5. En application des dispositions précitées et en raison de l'assignation à résidence prononcée à l'encontre de M. A par arrêté du préfet des Hautes-Pyrénées du 15 septembre 2022, il n'appartient pas au magistrat désigné par le président du tribunal de statuer sur la légalité de la décision concernant le droit au séjour de l'intéressé. Il résulte en outre de l'arrêté attaqué que la décision portant obligation de quitter le territoire français a été prise sur le 3°) de l'article L. 611-1 du code de l'entrée et du séjour des étrangers et du droit d'asile. Par suite, les conclusions de la requête aux fins d'annulation de l'arrêté du préfet des Hautes-Pyrénées du 15 septembre 2022, en tant qu'il porte rejet de la demande de titre de séjour présentée par M. A, doivent être renvoyées devant une formation collégiale du tribunal.
Sur les conclusions aux fins d'annulation :
En ce qui concerne la légalité de la décision portant obligation de quitter le territoire français :
6. En premier lieu, aux termes de l'article L. 211-2 du code des relations entre le public et l'administration : " Les personnes physiques ou morales ont le droit d'être informées sans délai des motifs des décisions administratives individuelles défavorables qui les concernent. A cet effet, doivent être motivées les décisions qui : 6° Refusent un avantage dont l'attribution constitue un droit pour les personnes qui remplissent les conditions légales pour l'obtenir ; () " Aux termes de l'article L. 211-5 du même code : " La motivation exigée par le présent chapitre doit être écrite et comporter l'énoncé des considérations de droit et de fait qui constituent le fondement de la décision. ". Aux termes de l'article L. 611-1 du code de l'entrée et du séjour des étrangers et du droit d'asile : " L'autorité administrative peut obliger un étranger à quitter le territoire français lorsqu'il se trouve dans les cas suivants : () 3° L'étranger s'est vu refuser la délivrance d'un titre de séjour () ". Aux termes de l'article L.613-1 du même code : " La décision portant obligation de quitter le territoire français est motivée. / Dans le cas prévu au 3° de l'article L. 611-1, la décision portant obligation de quitter le territoire français n'a pas à faire l'objet d'une motivation distincte de celle de la décision relative au séjour. () ".

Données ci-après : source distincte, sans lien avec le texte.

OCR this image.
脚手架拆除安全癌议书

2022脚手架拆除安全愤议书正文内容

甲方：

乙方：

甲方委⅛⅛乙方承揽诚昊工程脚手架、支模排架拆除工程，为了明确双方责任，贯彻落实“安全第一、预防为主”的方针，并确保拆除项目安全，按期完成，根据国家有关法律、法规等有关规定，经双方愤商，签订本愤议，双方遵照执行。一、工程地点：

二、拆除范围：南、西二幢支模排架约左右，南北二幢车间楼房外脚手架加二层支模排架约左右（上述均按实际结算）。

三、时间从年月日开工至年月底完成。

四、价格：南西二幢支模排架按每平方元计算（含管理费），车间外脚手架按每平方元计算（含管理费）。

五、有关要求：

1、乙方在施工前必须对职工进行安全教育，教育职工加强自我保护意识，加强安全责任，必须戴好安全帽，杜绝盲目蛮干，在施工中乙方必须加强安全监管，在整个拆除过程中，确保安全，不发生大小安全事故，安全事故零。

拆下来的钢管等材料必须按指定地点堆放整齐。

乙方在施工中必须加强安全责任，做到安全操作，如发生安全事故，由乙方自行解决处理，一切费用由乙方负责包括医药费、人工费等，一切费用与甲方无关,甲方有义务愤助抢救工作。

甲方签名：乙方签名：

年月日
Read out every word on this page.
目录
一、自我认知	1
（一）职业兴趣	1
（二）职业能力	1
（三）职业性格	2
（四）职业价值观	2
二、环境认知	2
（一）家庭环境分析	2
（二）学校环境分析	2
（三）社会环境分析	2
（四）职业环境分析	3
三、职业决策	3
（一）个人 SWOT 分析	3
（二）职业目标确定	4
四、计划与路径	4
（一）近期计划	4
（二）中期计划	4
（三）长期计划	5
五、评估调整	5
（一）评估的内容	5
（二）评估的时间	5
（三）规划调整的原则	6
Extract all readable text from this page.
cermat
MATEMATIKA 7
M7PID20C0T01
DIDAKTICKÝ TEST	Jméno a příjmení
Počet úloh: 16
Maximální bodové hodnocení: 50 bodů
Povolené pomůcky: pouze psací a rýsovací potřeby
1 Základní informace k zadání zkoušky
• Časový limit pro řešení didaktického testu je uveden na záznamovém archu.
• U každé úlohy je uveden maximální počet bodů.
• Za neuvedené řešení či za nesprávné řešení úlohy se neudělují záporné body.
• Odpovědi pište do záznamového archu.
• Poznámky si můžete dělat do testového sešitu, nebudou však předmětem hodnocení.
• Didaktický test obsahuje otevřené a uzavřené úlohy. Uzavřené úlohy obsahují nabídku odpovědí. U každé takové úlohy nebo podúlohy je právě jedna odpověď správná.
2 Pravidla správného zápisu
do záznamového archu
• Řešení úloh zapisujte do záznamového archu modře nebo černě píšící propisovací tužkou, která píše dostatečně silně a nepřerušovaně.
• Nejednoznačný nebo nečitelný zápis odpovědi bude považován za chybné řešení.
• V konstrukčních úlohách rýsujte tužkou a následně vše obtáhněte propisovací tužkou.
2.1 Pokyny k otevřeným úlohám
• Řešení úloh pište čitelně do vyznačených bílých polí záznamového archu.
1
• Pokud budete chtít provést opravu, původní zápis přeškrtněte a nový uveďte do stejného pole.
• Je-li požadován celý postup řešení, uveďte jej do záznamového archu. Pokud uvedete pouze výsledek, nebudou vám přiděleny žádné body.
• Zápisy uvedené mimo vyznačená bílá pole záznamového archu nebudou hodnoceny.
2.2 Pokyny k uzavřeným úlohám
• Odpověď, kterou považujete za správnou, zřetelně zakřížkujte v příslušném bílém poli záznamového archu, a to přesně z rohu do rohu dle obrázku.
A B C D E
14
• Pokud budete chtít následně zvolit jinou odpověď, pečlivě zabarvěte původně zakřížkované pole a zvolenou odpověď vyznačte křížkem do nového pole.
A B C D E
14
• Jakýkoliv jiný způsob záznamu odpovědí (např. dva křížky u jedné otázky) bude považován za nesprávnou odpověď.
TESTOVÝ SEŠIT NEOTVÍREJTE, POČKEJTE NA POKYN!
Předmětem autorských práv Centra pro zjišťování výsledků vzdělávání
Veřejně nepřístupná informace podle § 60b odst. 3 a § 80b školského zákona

7. La décision attaquée a été prise en application du 3° de l'article L. 611-1 du code de l'entrée et du séjour des étrangers et du droit d'asile. La décision portant refus de titre de séjour vise les articles L. 423-23 et L. 435-1 du même code, et se fonde sur ce que M. A a déjà fait l'objet d'arrêtés d'obligation de quitter le territoire français qu'il n'a pas exécutées, qu'il a été condamné à trois reprises, en 2003, 2016 et 2019, respectivement pour vol aggravé, violence aggravée et violence par personne en état d'ivresse, la commission de ces faits ne reflétant pas une insertion réussie dans la société française. L'arrêté attaqué fait par ailleurs état de ce que M. A, présent en France depuis 2012, ne justifie pas d'une communauté de vie d'au moins trois années avec sa compagne, avec qui il s'est pacsé en mai 2022, et ne se prévaut pas de liens personnels et familiaux intenses, suffisamment anciens et stables ni n'établit être dépourvu d'attaches familiales dans son pays d'origine où il a vécu la majeure partie de sa vie. Cette décision satisfait donc aux exigences de motivation en droit et en fait. Par voie de conséquence, en application de l'article L. 613-1 du code de l'entrée et du séjour des étrangers et du droit d'asile, la décision attaquée portant obligation de quitter le territoire français doit être regardée comme étant elle-même suffisamment motivée.
8. En deuxième lieu, tout d'abord, ainsi qu'il a été dit au point précédent, la décision portant refus d'admission au séjour satisfait aux exigences de motivation en fait.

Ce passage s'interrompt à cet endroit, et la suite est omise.